かくして、ここに過去を捨てた虚栄の市「自由が丘」が誕生したのである。
※引用「自由が丘」『 アンサイクロペディア』(2017年4月15日取得)
これ以降、第二次世界大戦後から「スイーツ(笑)」が始まるまでの変遷は、引用元サイトで秀逸かつユニークに纏められているので、興味のある方はご一読いただきたい。
話を本編に戻そう。
※ ※
カズさんのリクエストで、人気のやきとん屋のカウンター席に腰を落ち着けた二人は次々と杯を重ねた。
「あ、そう言えばビッグニュースがあるんだった!」
「えっ、なになに?いい話?」
「ナオキがバンコクに帰ってくるよ!」
「おぉ~~!ホントに?でも、急成長中のなんとかコミュニケーションズだっけ?ベンチャーの幹部になったんでしょ?この前、スカイプで自慢話を聞かされたばっかりだよ」
「それがね、その話には続きがあってさ。なんとあの男がアソークに新規で立ち上げるオフショアコールセンターのプロジェクトリーダーを任されたんだって」
「へぇ~。大出世じゃん!ってことは例の彼女ともやっと一緒になれるのね。嬉しいなぁ~!3人でお酒が飲める日も近いってわけだ」
最近は暗い話題ばかりで沈みがちだった私は、遠く離れたナオキくんにパワーをもらえた気分だった。
「よしっ!今夜は、彼の栄転を祝ってキンミヤいっちゃお~」
「いいねぇ。もちろん俺も付き合うよぉ~」
「キンミヤ」とはカチンカチン冷えた金宮焼酎のストレートに甘い梅シロップを垂らした大衆酒場名物である。わざわざ「梅シロップ割り」などと言わなくても「キンミヤちょうだい!」と声をかければ店員さんは分かっているので心配はご無用だ。口当たりがよく非常に飲みやすいため、店のメニューには「金宮は3杯まで!」と注意書きが添えられている。

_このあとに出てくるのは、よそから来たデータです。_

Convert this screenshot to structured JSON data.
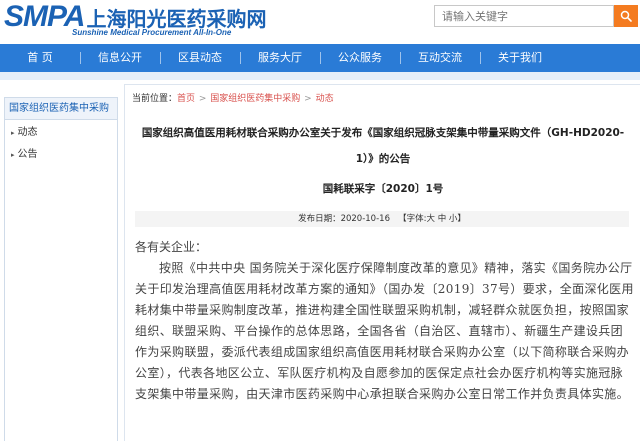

「やっぱり居酒屋は日本が一番だ~。あ、でも、このまま帰ったら、お酒臭いって怒られちゃいそうだなぁ。うちの両親はメッチャ口うるさくて・・・」
「OK、OK、それじゃ酔い覚ましに散歩でも行かない?箱入り娘のオススメスポットを教えてよ」
こんな流れで、3軒の居酒屋と回転寿司をハシゴした私たちは、酔った勢いで夜の駒沢公園へと向かったのである。